At The Holly Hospital, our UV cabin offers both UVA and UVB phototherapy. We also provide localised UV therapy for hands and feet. Our physiotherapy department has more than 15 years of providing a phototherapy service with treatment provided by fully qualified staff specifically trained in phototherapy.

Can I have phototherapy?

Phototherapy is useful in treating a variety of conditions, particularly for patients whose skin condition has not responded to topical treatments:

  • Psoriasis
  • Pityriasis
  • Eczema
  • Polymorphic light eruption
  • Vitiligo
  • Alopecia
  • Atopic Dermatitis
  • Mycosis fungoides
  • Pruritis
  • Acne

You will need to be referred to this service by a consultant dermatologist before you can be treated.

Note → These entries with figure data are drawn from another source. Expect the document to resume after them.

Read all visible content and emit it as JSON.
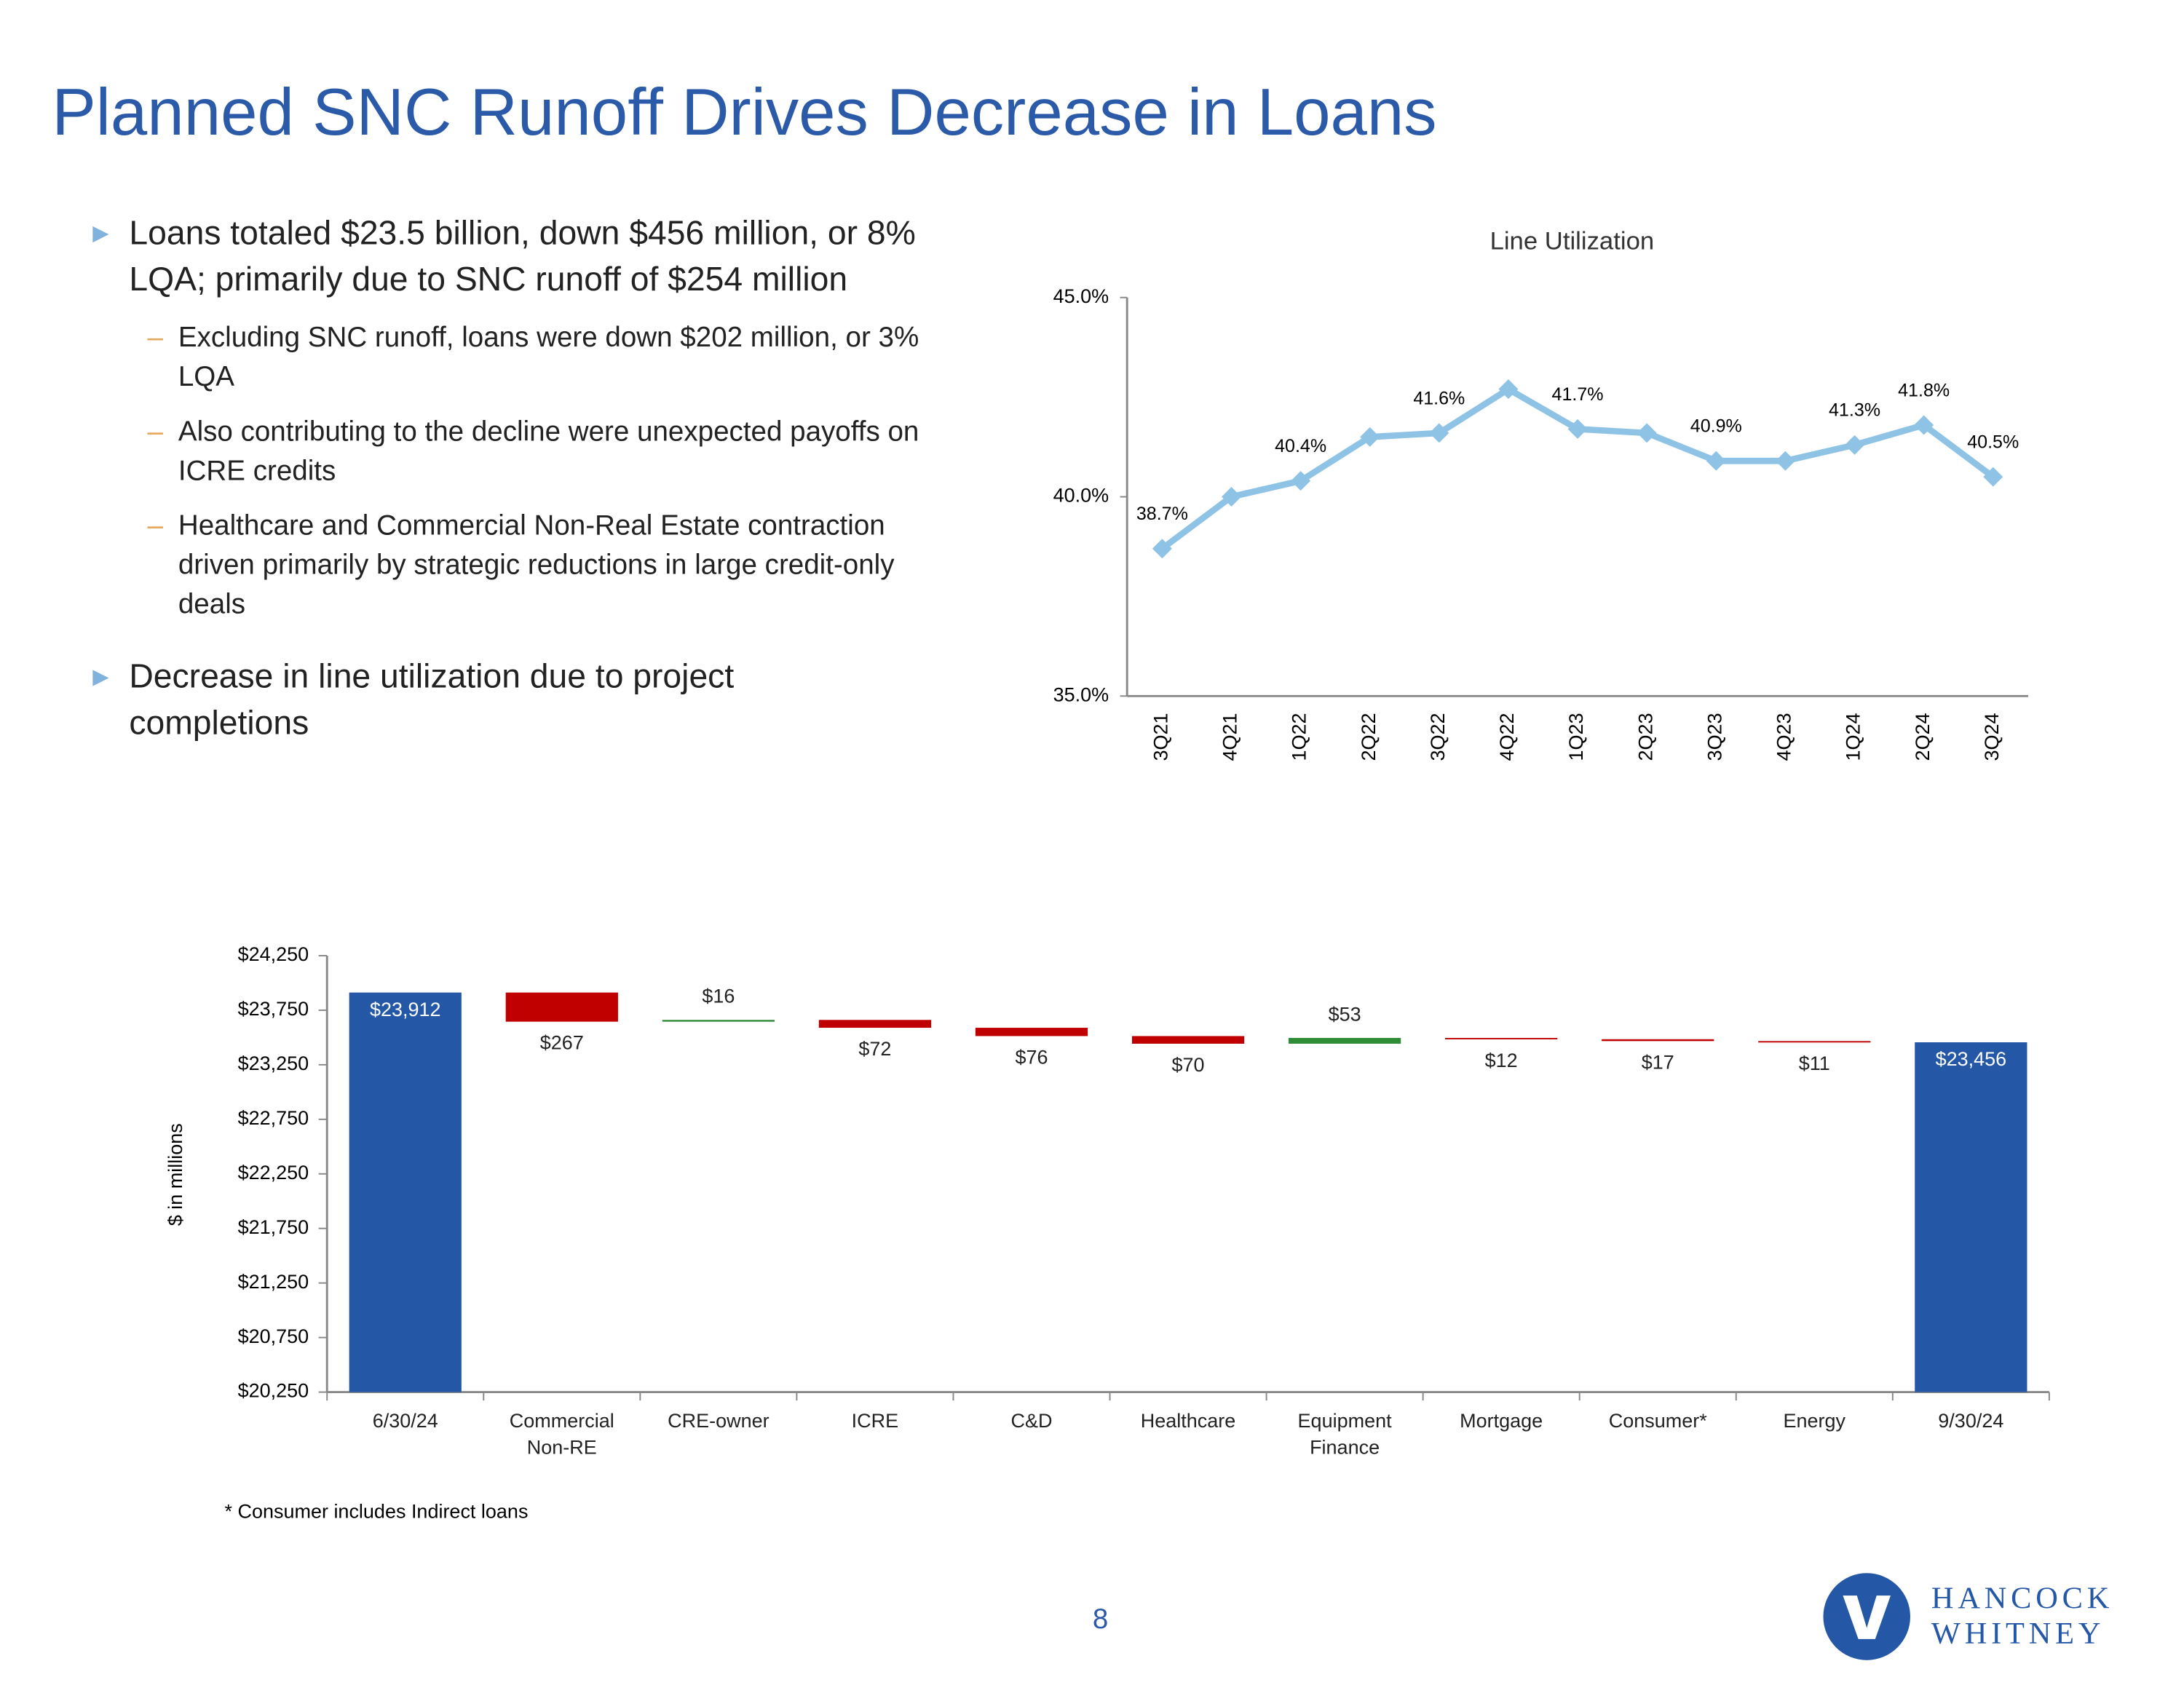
{
  "title": "Planned SNC Runoff Drives Decrease in Loans",
  "bullets": [
    {
      "text": "Loans totaled $23.5 billion, down $456 million, or 8% LQA; primarily due to SNC runoff of $254 million",
      "sub": [
        "Excluding SNC runoff, loans were down $202 million, or 3% LQA",
        "Also contributing to the decline were unexpected payoffs on ICRE credits",
        "Healthcare and Commercial Non-Real Estate contraction driven primarily by strategic reductions in large credit-only deals"
      ]
    },
    {
      "text": "Decrease in line utilization due to project completions",
      "sub": []
    }
  ],
  "chart_data": [
    {
      "type": "line",
      "title": "Line Utilization",
      "categories": [
        "3Q21",
        "4Q21",
        "1Q22",
        "2Q22",
        "3Q22",
        "4Q22",
        "1Q23",
        "2Q23",
        "3Q23",
        "4Q23",
        "1Q24",
        "2Q24",
        "3Q24"
      ],
      "values": [
        38.7,
        40.0,
        40.4,
        41.5,
        41.6,
        42.7,
        41.7,
        41.6,
        40.9,
        40.9,
        41.3,
        41.8,
        40.5
      ],
      "value_labels": [
        "38.7%",
        null,
        "40.4%",
        null,
        "41.6%",
        null,
        "41.7%",
        null,
        "40.9%",
        null,
        "41.3%",
        "41.8%",
        "40.5%"
      ],
      "color": "#8ec3e6",
      "ylim": [
        35,
        45
      ],
      "yticks": [
        {
          "value": 35,
          "label": "35.0%"
        },
        {
          "value": 40,
          "label": "40.0%"
        },
        {
          "value": 45,
          "label": "45.0%"
        }
      ]
    },
    {
      "type": "waterfall",
      "y_label": "$ in millions",
      "categories": [
        "6/30/24",
        "Commercial Non-RE",
        "CRE-owner",
        "ICRE",
        "C&D",
        "Healthcare",
        "Equipment Finance",
        "Mortgage",
        "Consumer*",
        "Energy",
        "9/30/24"
      ],
      "values": [
        23912,
        -267,
        16,
        -72,
        -76,
        -70,
        53,
        -12,
        -17,
        -11,
        23456
      ],
      "value_labels": [
        "$23,912",
        "$267",
        "$16",
        "$72",
        "$76",
        "$70",
        "$53",
        "$12",
        "$17",
        "$11",
        "$23,456"
      ],
      "colors": {
        "total": "#2458a6",
        "increase": "#2e8b36",
        "decrease": "#c00000"
      },
      "ylim": [
        20250,
        24250
      ],
      "yticks": [
        {
          "value": 20250,
          "label": "$20,250"
        },
        {
          "value": 20750,
          "label": "$20,750"
        },
        {
          "value": 21250,
          "label": "$21,250"
        },
        {
          "value": 21750,
          "label": "$21,750"
        },
        {
          "value": 22250,
          "label": "$22,250"
        },
        {
          "value": 22750,
          "label": "$22,750"
        },
        {
          "value": 23250,
          "label": "$23,250"
        },
        {
          "value": 23750,
          "label": "$23,750"
        },
        {
          "value": 24250,
          "label": "$24,250"
        }
      ],
      "footnote": "* Consumer includes Indirect loans"
    }
  ],
  "page_number": "8",
  "logo": {
    "line1": "HANCOCK",
    "line2": "WHITNEY"
  }
}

Which type of phototherapy?

Ultraviolet light is made up of different wavelengths, including the two forms that are used in light therapy – ultraviolet A (UVA) and ultraviolet B (UVB).

We offer UVB narrow-band phototherapy at Holly which focuses on a small part of the light spectrum, avoiding some of the more harmful wavelengths. It is more intensive than broad-spectrum UVB, so treatment times are shorter.

Long-wave ultra-violet light (UVA) is given together with a drug called psoralen which temporarily sensitises your skin to the light. Psoralen can be either be taken orally in tablet form or applied to the skin as a lotion and together this combination treatment is known as PUVA. It is a more intensive treatment, so will usually only be recommended if treatment with UVB has not worked.

What does phototherapy involve?

Your first session will consist of an assessment based on the type of UV therapy your consultant has recommended, either UVA or UVB. Your therapist will also usually carry out a skin test to determine how you react to UV light and familiarise you with the UV cabin.

After your initial assessment, treatment sessions last between a few seconds for UVB up to ten minutes or more for UVA. You will be asked to undress down to your underwear and be given protective goggles to wear before standing in our UV cabinet for the treatment.

How many treatments do I need?

Treatment plans are tailored to your individual needs and depend on how your body responds to treatment. Most patients attend two to three times a week for a course of approximately 20 treatments.